Class Interval	Mid values $\left( {{x}_{i}} \right)$	Frequency $\left( {{f}_{i}} \right)$	Deviation $\left( {{d}_{i}}={{x}_{i}}-A \right)$	${{\mu }_{i}}=\dfrac{{{d}_{i}}}{h}$	${{f}_{i}}{{\mu }_{i}}$
1 – 5	3	4	3 – 18 = -15	-3	-12
6 – 10	8	12	8 – 18 = -10	-2	-24
11 – 15	13	7	13 – 18 = -5	-1	-7
16 – 20	18	10	18 – 18 = 0	0	0
21 – 25	23	5	23 – 18 = 5	1	5
26 – 30	28	6	28 – 18 = 10	2	12
31 – 35	33	2	33 – 18 = 15	3	6

Now, the mean according to the step deviation method is given by the formula $\overline{x}=A+\dfrac{h\times \sum{{{f}_{i}}{{\mu }_{i}}}}{\sum{{{f}_{i}}}}$ , so substituting the values using the table we get,
$\begin{aligned} & \Rightarrow \overline{x}=18+\dfrac{5\times \left( \left( -12 \right)+\left( -24 \right)+\left( -7 \right)+0+5+12+6 \right)}{\left( 4+12+7+10+5+6+2 \right)} \\\ & \Rightarrow \overline{x}=18-\dfrac{100}{46} \\\ & \Rightarrow \overline{x}=18-2.174 \\\ & \therefore \overline{x}=15.826 \\\ \end{aligned}$
Hence, the mean of the given data is 15.826.

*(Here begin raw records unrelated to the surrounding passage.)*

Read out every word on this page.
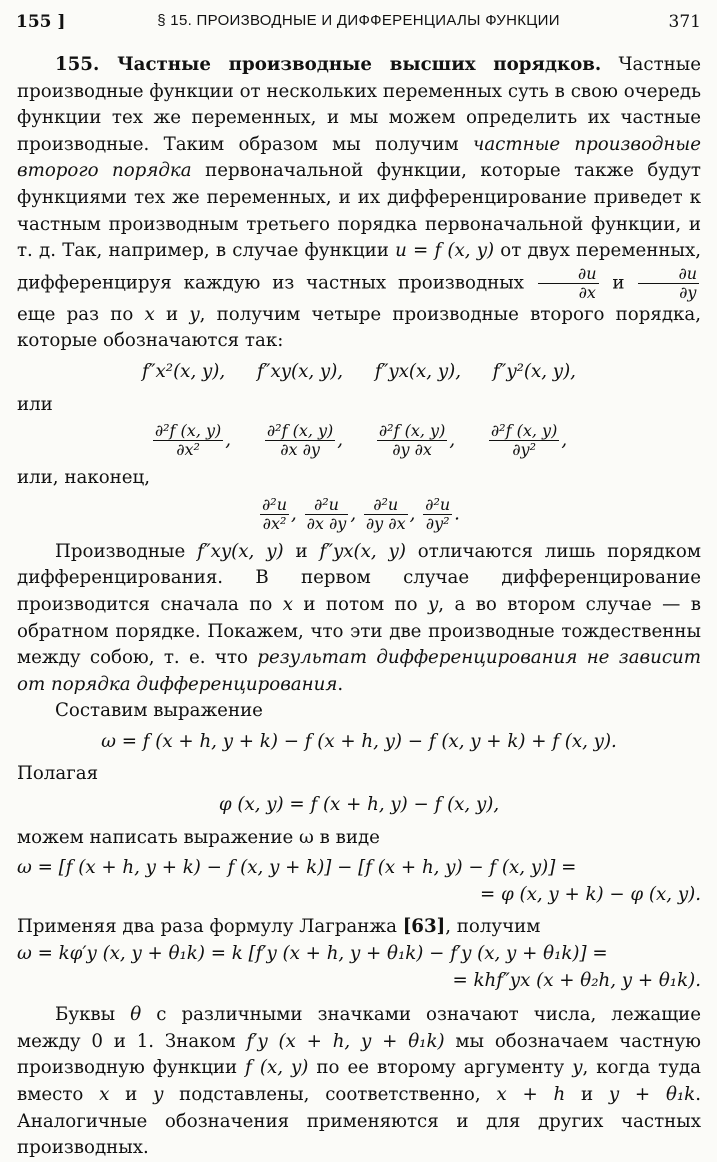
155 ]	§ 15. ПРОИЗВОДНЫЕ И ДИФФЕРЕНЦИАЛЫ ФУНКЦИИ	371

155. Частные производные высших порядков. Частные производные функции от нескольких переменных суть в свою очередь функции тех же переменных, и мы можем определить их частные производные. Таким образом мы получим частные производные второго порядка первоначальной функции, которые также будут функциями тех же переменных, и их дифференцирование приведет к частным производным третьего порядка первоначальной функции, и т. д. Так, например, в случае функции u = f (x, y) от двух переменных, дифференцируя каждую из частных производных $\frac{\partial u}{\partial x}$ и $\frac{\partial u}{\partial y}$
еще раз по x и y, получим четыре производные второго порядка, которые обозначаются так:

f″x²(x, y), f″xy(x, y), f″yx(x, y), f″y²(x, y),
или
$\frac{\text{∂²f (x, y)}}{\text{∂x²}}$ , $\frac{\text{∂²f (x, y)}}{\partial x \partial y}$ , $\frac{\text{∂²f (x, y)}}{\partial y \partial x}$ , $\frac{\text{∂²f (x, y)}}{\text{∂y²}}$ ,
или, наконец,
$\frac{\text{∂²u}}{\text{∂x²}}$ , $\frac{\text{∂²u}}{\partial x \partial y}$ , $\frac{\text{∂²u}}{\partial y \partial x}$ , $\frac{\text{∂²u}}{\text{∂y²}}$ .

Производные f″xy(x, y) и f″yx(x, y) отличаются лишь порядком дифференцирования. В первом случае дифференцирование производится сначала по x и потом по y, а во втором случае — в обратном порядке. Покажем, что эти две производные тождественны между собою, т. е. что результат дифференцирования не зависит от порядка дифференцирования.

Составим выражение

ω = f (x + h, y + k) − f (x + h, y) − f (x, y + k) + f (x, y).

Полагая

φ (x, y) = f (x + h, y) − f (x, y),

можем написать выражение ω в виде

ω = [f (x + h, y + k) − f (x, y + k)] − [f (x + h, y) − f (x, y)] =
= φ (x, y + k) − φ (x, y).

Применяя два раза формулу Лагранжа [63], получим

ω = kφ′y (x, y + θ₁k) = k [f′y (x + h, y + θ₁k) − f′y (x, y + θ₁k)] =
= khf″yx (x + θ₂h, y + θ₁k).

Буквы θ с различными значками означают числа, лежащие между 0 и 1. Знаком f′y (x + h, y + θ₁k) мы обозначаем частную производную функции f (x, y) по ее второму аргументу y, когда туда вместо x и y подставлены, соответственно, x + h и y + θ₁k. Аналогичные обозначения применяются и для других частных производных.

Note: Note that we have different methods for calculating the mean of grouped data like: - the assumed mean method, direct method, step deviation method. We have to remember the steps of all these methods as any of the mentioned methods can be asked to use to get the mean. Remember all the basic terms used in the above solution.